Karzaï considère l’interdiction de l’éducation des filles comme le problème le plus important auquel l’Afghanistan est actuellement confronté. Il estime qu’un pays ne peut construire un avenir durable sans femmes instruites et appelle à leur retour dans tous les secteurs de la société.
Selon lui, les femmes doivent pouvoir participer pleinement à l’éducation, à l’économie, à la médecine, à l’ingénierie, à la justice et aux médias.
« Si nous voulons une société vivante et dynamique, les filles doivent aller à l’école et les femmes doivent retourner au travail », a-t-il également déclaré.
L’ancien président affirme par ailleurs que certains membres des talibans lui auraient reconnu, lors de conversations privées, la nécessité de permettre aux filles de retourner à l’école et aux femmes de reprendre leur activité professionnelle. La politique officielle des talibans reste toutefois inchangée : les filles sont toujours empêchées de poursuivre leur scolarité au-delà de la sixième année.
Karzaï, qui est resté à Kaboul après le retour des talibans au pouvoir, affirme également vivre sous des restrictions de fait. Il dit conserver des contacts avec des responsables talibans, tout en indiquant qu’il ne peut pas se déplacer librement sans coordination avec les autorités talibanes.
Malgré leurs divergences politiques, Karzaï décrit ses relations avec les talibans comme « respectueuses ». Il estime cependant que ses critiques publiques suscitent leur mécontentement.
L’ancien président souligne aussi que ses deux filles sont elles-mêmes privées de la poursuite de leur scolarité au secondaire en raison de l’interdiction imposée aux filles au-delà de la sixième année. Cette situation donne une dimension personnelle à une position qu’il défend depuis longtemps sur la politique éducative des talibans.

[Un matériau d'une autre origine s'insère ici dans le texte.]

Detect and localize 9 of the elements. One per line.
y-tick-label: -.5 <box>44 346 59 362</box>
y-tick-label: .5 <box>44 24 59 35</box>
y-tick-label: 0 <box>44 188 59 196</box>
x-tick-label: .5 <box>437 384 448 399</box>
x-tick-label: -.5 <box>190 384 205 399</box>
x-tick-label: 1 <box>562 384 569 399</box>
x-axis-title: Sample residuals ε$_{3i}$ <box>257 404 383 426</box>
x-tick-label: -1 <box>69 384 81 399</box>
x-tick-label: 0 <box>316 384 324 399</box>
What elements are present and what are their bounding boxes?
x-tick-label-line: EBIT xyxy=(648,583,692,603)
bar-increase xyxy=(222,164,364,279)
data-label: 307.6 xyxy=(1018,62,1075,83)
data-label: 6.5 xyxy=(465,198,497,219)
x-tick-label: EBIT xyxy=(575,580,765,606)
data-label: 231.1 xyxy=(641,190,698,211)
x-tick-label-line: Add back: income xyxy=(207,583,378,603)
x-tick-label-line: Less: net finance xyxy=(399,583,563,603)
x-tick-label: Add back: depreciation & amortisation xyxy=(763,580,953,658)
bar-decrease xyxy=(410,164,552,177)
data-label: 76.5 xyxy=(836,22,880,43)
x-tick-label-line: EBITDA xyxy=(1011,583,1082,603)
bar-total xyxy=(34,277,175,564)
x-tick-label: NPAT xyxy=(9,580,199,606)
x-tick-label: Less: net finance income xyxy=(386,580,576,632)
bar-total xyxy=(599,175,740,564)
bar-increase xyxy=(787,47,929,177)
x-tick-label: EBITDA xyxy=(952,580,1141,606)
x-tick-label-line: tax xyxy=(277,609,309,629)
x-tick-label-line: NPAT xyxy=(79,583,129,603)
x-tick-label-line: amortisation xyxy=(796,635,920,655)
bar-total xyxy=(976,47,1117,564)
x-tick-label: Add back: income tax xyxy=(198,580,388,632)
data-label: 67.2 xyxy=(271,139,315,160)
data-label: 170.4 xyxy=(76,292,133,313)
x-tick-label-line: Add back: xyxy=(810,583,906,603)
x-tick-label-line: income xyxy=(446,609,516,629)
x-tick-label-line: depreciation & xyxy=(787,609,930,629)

L’interdiction de l’enseignement secondaire pour les filles reste l’un des principaux sujets de critique de la communauté internationale à l’égard des talibans. Ceux-ci n’ont toujours pas annoncé de calendrier précis pour la réouverture des écoles secondaires aux filles.
La position de Karzaï est d’autant plus significative qu’il s’agit d’un ancien chef d’État resté en Afghanistan après le retour des talibans au pouvoir et ayant conservé un dialogue avec leurs responsables. Malgré cette proximité relative, il refuse de transformer ce dialogue en approbation politique tant que l’accès des filles à l’éducation n’est pas rétabli.
L’enjeu dépasse ainsi la seule question scolaire. Pour Karzaï, le retour des filles à l’école est devenu un indicateur central de la capacité des talibans à répondre aux attentes de la société afghane et à améliorer leurs relations avec le monde extérieur. Tant que cette interdiction restera en vigueur, elle continuera d’alimenter la pression politique sur les talibans et de constituer l’un des principaux points de rupture entre le pouvoir de fait et une partie importante de la société afghane.